New Windows installation takes software issue out of the equation. You also tried DDU and many other things for software so it's definitely not that. You also swapped almost every hardware except GPU. It does seem to be the issue.
The only thing that I can think you need to try, is to put the GPU in another system. If the issue persists then you are certain that GPU is to blame.

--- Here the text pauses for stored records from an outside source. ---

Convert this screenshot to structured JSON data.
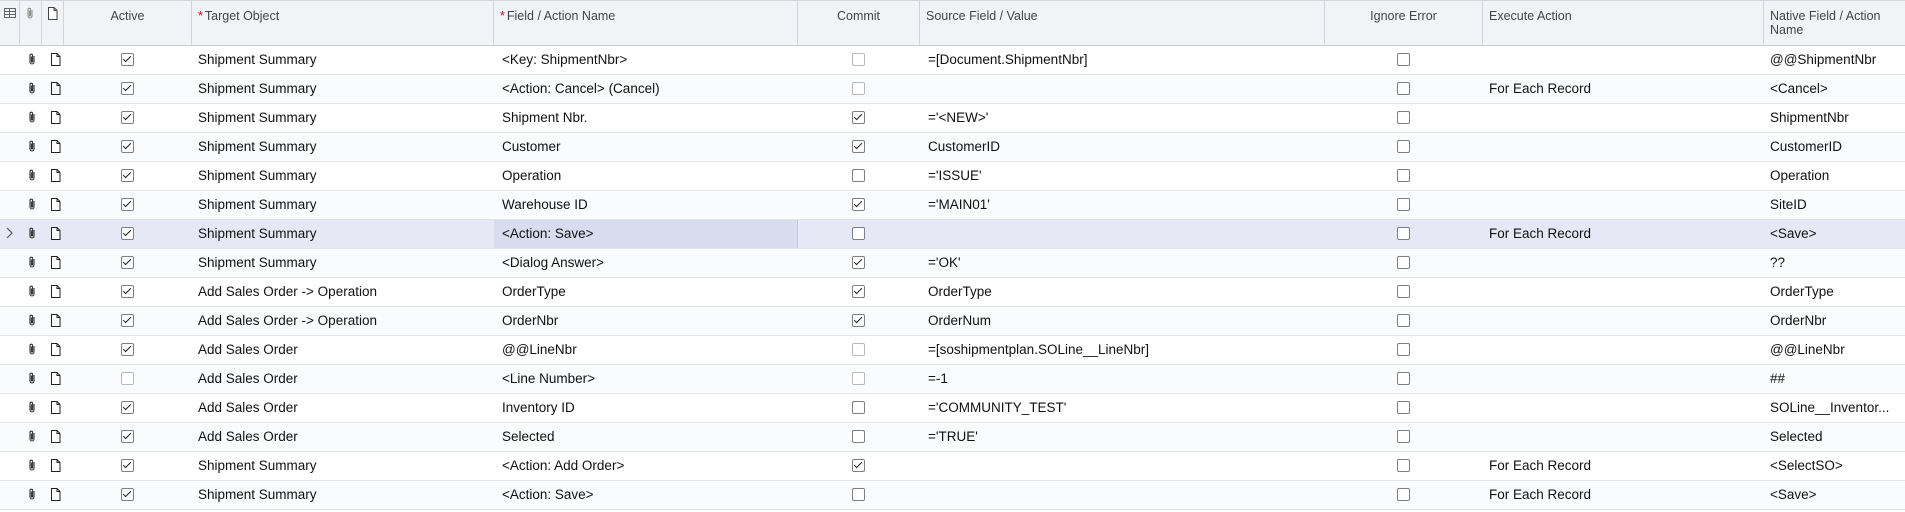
{
  "columns": {
    "active": "Active",
    "target_object": "Target Object",
    "field_action_name": "Field / Action Name",
    "commit": "Commit",
    "source_field_value": "Source Field / Value",
    "ignore_error": "Ignore Error",
    "execute_action": "Execute Action",
    "native_field_action_name": "Native Field / Action Name",
    "required_marker": "*"
  },
  "icons": {
    "header_grid": "grid-settings-icon",
    "header_attachment": "paperclip-icon",
    "header_note": "document-icon",
    "row_attachment": "paperclip-icon",
    "row_note": "document-icon",
    "row_indicator": "chevron-right-icon"
  },
  "rows": [
    {
      "active": true,
      "target_object": "Shipment Summary",
      "field": "<Key: ShipmentNbr>",
      "commit": false,
      "commit_dim": true,
      "source": "=[Document.ShipmentNbr]",
      "ignore_error": false,
      "execute_action": "",
      "native": "@@ShipmentNbr"
    },
    {
      "active": true,
      "target_object": "Shipment Summary",
      "field": "<Action: Cancel> (Cancel)",
      "commit": false,
      "commit_dim": true,
      "source": "",
      "ignore_error": false,
      "execute_action": "For Each Record",
      "native": "<Cancel>"
    },
    {
      "active": true,
      "target_object": "Shipment Summary",
      "field": "Shipment Nbr.",
      "commit": true,
      "commit_dim": false,
      "source": "='<NEW>'",
      "ignore_error": false,
      "execute_action": "",
      "native": "ShipmentNbr"
    },
    {
      "active": true,
      "target_object": "Shipment Summary",
      "field": "Customer",
      "commit": true,
      "commit_dim": false,
      "source": "CustomerID",
      "ignore_error": false,
      "execute_action": "",
      "native": "CustomerID"
    },
    {
      "active": true,
      "target_object": "Shipment Summary",
      "field": "Operation",
      "commit": false,
      "commit_dim": false,
      "source": "='ISSUE'",
      "ignore_error": false,
      "execute_action": "",
      "native": "Operation"
    },
    {
      "active": true,
      "target_object": "Shipment Summary",
      "field": "Warehouse ID",
      "commit": true,
      "commit_dim": false,
      "source": "='MAIN01'",
      "ignore_error": false,
      "execute_action": "",
      "native": "SiteID"
    },
    {
      "active": true,
      "target_object": "Shipment Summary",
      "field": "<Action: Save>",
      "commit": false,
      "commit_dim": false,
      "source": "",
      "ignore_error": false,
      "execute_action": "For Each Record",
      "native": "<Save>",
      "selected": true
    },
    {
      "active": true,
      "target_object": "Shipment Summary",
      "field": "<Dialog Answer>",
      "commit": true,
      "commit_dim": false,
      "source": "='OK'",
      "ignore_error": false,
      "execute_action": "",
      "native": "??"
    },
    {
      "active": true,
      "target_object": "Add Sales Order -> Operation",
      "field": "OrderType",
      "commit": true,
      "commit_dim": false,
      "source": "OrderType",
      "ignore_error": false,
      "execute_action": "",
      "native": "OrderType"
    },
    {
      "active": true,
      "target_object": "Add Sales Order -> Operation",
      "field": "OrderNbr",
      "commit": true,
      "commit_dim": false,
      "source": "OrderNum",
      "ignore_error": false,
      "execute_action": "",
      "native": "OrderNbr"
    },
    {
      "active": true,
      "target_object": "Add Sales Order",
      "field": "@@LineNbr",
      "commit": false,
      "commit_dim": true,
      "source": "=[soshipmentplan.SOLine__LineNbr]",
      "ignore_error": false,
      "execute_action": "",
      "native": "@@LineNbr"
    },
    {
      "active": false,
      "target_object": "Add Sales Order",
      "field": "<Line Number>",
      "commit": false,
      "commit_dim": true,
      "source": "=-1",
      "ignore_error": false,
      "execute_action": "",
      "native": "##"
    },
    {
      "active": true,
      "target_object": "Add Sales Order",
      "field": "Inventory ID",
      "commit": false,
      "commit_dim": false,
      "source": "='COMMUNITY_TEST'",
      "ignore_error": false,
      "execute_action": "",
      "native": "SOLine__Inventor..."
    },
    {
      "active": true,
      "target_object": "Add Sales Order",
      "field": "Selected",
      "commit": false,
      "commit_dim": false,
      "source": "='TRUE'",
      "ignore_error": false,
      "execute_action": "",
      "native": "Selected"
    },
    {
      "active": true,
      "target_object": "Shipment Summary",
      "field": "<Action: Add Order>",
      "commit": true,
      "commit_dim": false,
      "source": "",
      "ignore_error": false,
      "execute_action": "For Each Record",
      "native": "<SelectSO>"
    },
    {
      "active": true,
      "target_object": "Shipment Summary",
      "field": "<Action: Save>",
      "commit": false,
      "commit_dim": false,
      "source": "",
      "ignore_error": false,
      "execute_action": "For Each Record",
      "native": "<Save>"
    }
  ]
}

After that contact Powercolor for RMA.
thanks, I fear that's the issue too. unfortunately I cannot test the gpu elsewhere, so I have to go with "I'm almost sure it's the gpu". My only concern is that powercolor may have not any stock to replace my gpu, and in case of refund i wouldn't have a gpu for a long time...
 

CapsLuke

Honorable
Jan 7, 2017
163
0
10,710
I have an update.
I still was not completely sure why the crashes occured just on call of duty, because other games like RDR2 and AC: Valhalla didn't trigger any reboot, even though they are fare more demanding and resource hungry and I had pretty long gaminig sessions (2.5/3 hours).
I started questioning low level graphics apis and per-game optimization, I mean maybe in cod (which uses dx12) there's some kind of memory leak and the vram buffer gets filled in such a way that data is hard to retrieve and consistency errors in the cache hierarchy occur, and other games aren't affected cause they use vulkan/dx11.
To takle that I made two things:
first, I wiped out linux on the ssd, removing it from the dual boot configuration (I know that 99% it wasn't the one to blame, but I've tried so many things that I thought it was worth a shot), I have all my work on various clouds anyway, so I never care about my data on full OS reinstalls.
second I limited the frames to 90 on call of duty games specifically, and managed to get a full day without crashes! I still don't consider it a victory, because my crashes happend once or twice per day (evening gaming sessions, usually from 21:00 to 01:00), thus statistically it could be that that single crash didn't occur right yesterday. So unless i manage to get at least 2 weeks of stable gaming, I'll not consider my problem solved. I'll keep you updated. Many thanks @dotas1 for your interest.
 
Solution
May 26, 2022
1
0
10
I found this thread while searching for a similar problem, so I'll add my story to the pile. I put together a new workstation with older parts using an Asrock motherboard, Ryzen 3 3900x, 32 gigs of DDR4-3600 and a powercolor RX 5700 XT gpu. Installed windows 10 LTSC (21H2). Experienced a lot of random reboots and crashes, and saw event log entries complaining of "CPU cache hierarchy" errors. I swapped a lot of parts without finding a resolution (Motherboard, CPU, Ram, power supply). When I finally removed the powercolor video card and swapped in a used Geforce 980 GTX from an old gaming machine, everything stabilized. No more reboots or errors in the event log.

tl;dr:
If you're using a Ryzen 3 cpu and powercolor xt 5700 or similar GPU, and seeing "cache hierarchy error" in the windows event logs with random reboots, try swapping out the GPU for something else.